Assistant solicitor struck off for backdating letters


Documents: misconduct continued over three years

Documents: misconduct continued over three years

The Solicitors Disciplinary Tribunal (SDT) has struck off an assistant solicitor for dishonestly backdating client letters to conceal missed court deadlines, in the latest of a string of disciplinary cases involving faked documents.

Andrew Christopher Aitchison was found to have backdated at least six letters between 2011 and 2014, aiming to cover the fact he had failed to serve claim forms, or issue proceedings by the statutory deadline, or wrongly thought he had missed it.
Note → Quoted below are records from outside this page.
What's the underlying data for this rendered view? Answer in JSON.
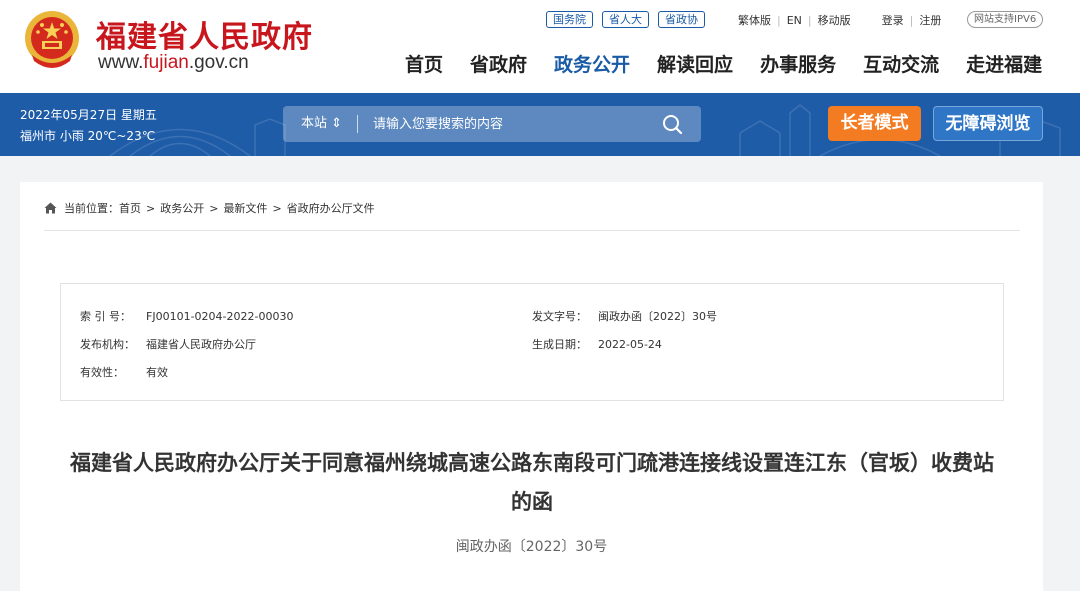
{
  "header": {
    "site_title": "福建省人民政府",
    "site_url_prefix": "www.",
    "site_url_highlight": "fujian",
    "site_url_suffix": ".gov.cn",
    "ext_links": [
      "国务院",
      "省人大",
      "省政协"
    ],
    "util_links": [
      "繁体版",
      "EN",
      "移动版"
    ],
    "login": "登录",
    "register": "注册",
    "ipv6": "网站支持IPV6",
    "nav": [
      "首页",
      "省政府",
      "政务公开",
      "解读回应",
      "办事服务",
      "互动交流",
      "走进福建"
    ],
    "active_nav": "政务公开"
  },
  "bar": {
    "date": "2022年05月27日 星期五",
    "weather": "福州市 小雨 20℃~23℃",
    "search_scope": "本站 ⇕",
    "search_placeholder": "请输入您要搜索的内容",
    "elder_mode": "长者模式",
    "accessible": "无障碍浏览"
  },
  "breadcrumb": {
    "prefix": "当前位置：",
    "items": [
      "首页",
      "政务公开",
      "最新文件",
      "省政府办公厅文件"
    ],
    "separator": ">"
  },
  "meta": {
    "index_label": "索 引 号：",
    "index_value": "FJ00101-0204-2022-00030",
    "doc_no_label": "发文字号：",
    "doc_no_value": "闽政办函〔2022〕30号",
    "publisher_label": "发布机构：",
    "publisher_value": "福建省人民政府办公厅",
    "date_label": "生成日期：",
    "date_value": "2022-05-24",
    "validity_label": "有效性：",
    "validity_value": "有效"
  },
  "document": {
    "title": "福建省人民政府办公厅关于同意福州绕城高速公路东南段可门疏港连接线设置连江东（官坂）收费站的函",
    "number": "闽政办函〔2022〕30号"
  },
  "colors": {
    "brand_red": "#c8161d",
    "brand_blue": "#1f5ca8",
    "elder_orange": "#f37b21"
  }
}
In several cases the letters, which purported to tell clients their cases would not be pursued after a review of the merits, were left on file and not sent.

Mr Aitchison, who was born in 1967 and admitted in 1999, was not present at the hearing in August. He worked in the personal injury department of Sydney Mitchell Solicitors in Solihull for four years.
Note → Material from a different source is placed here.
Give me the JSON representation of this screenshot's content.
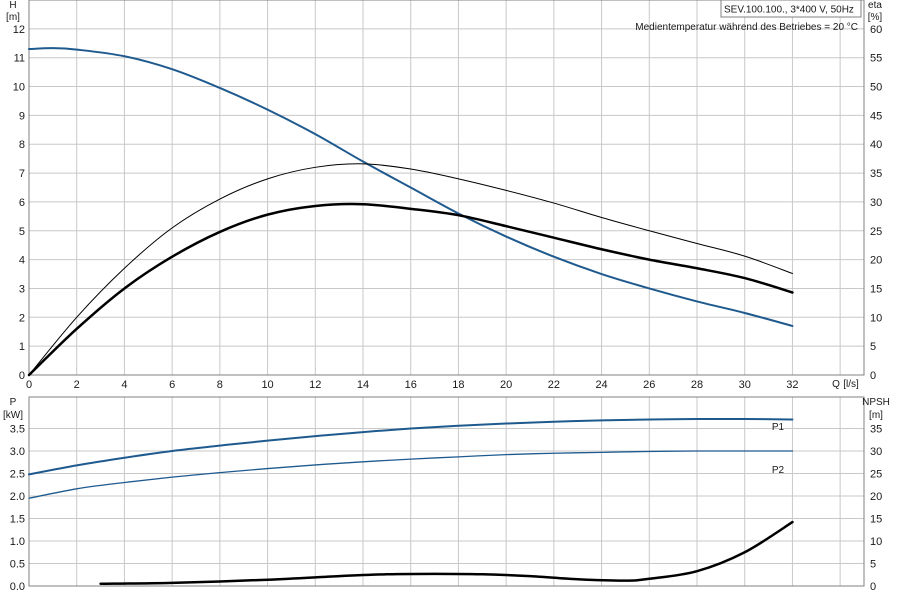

A client complained when he was on leave in September 2014. The solicitor resigned after the firm investigated his having missed statutory deadlines and attempted to hide the fact by creating backdated documents.

In two cases, he closed files and backdated letters before an expected Lexcel re-accreditation inspection.

The senior partner and compliance officer, Divinder Singh, confronted him with evidence from the firm’s case management system (CMS), which recorded discrepancies in the dates when client letters were created and dated.

The tribunal recorded that it “was satisfied that the purpose of backdating was to conceal errors in the conduct of the files, which were not individually career-threatening; each could have been dealt with by appropriate referrals to insurers”. But “it was a serious matter for a solicitor to falsify documents in this way”.

It found the solicitor’s “dishonest conduct was repeated, planned and systematic” and that the firm’s CMS “did not indicate that he was working excessive hours”. He provided no explanation for his conduct.

Striking Mr Aitchison off, the tribunal concluded that while he did not seem to have made a financial gain from his dishonest conduct, “the respondent had been an experienced solicitor in the field of PI and was aware that he should not falsify documents or mislead his clients.

“Any matter in which dishonesty was proved was at the highest level of seriousness. Here, there was not simply one instance, but there was conscious impropriety over an extended period of time.”

The tribunal ordered that he pay costs of £5,500.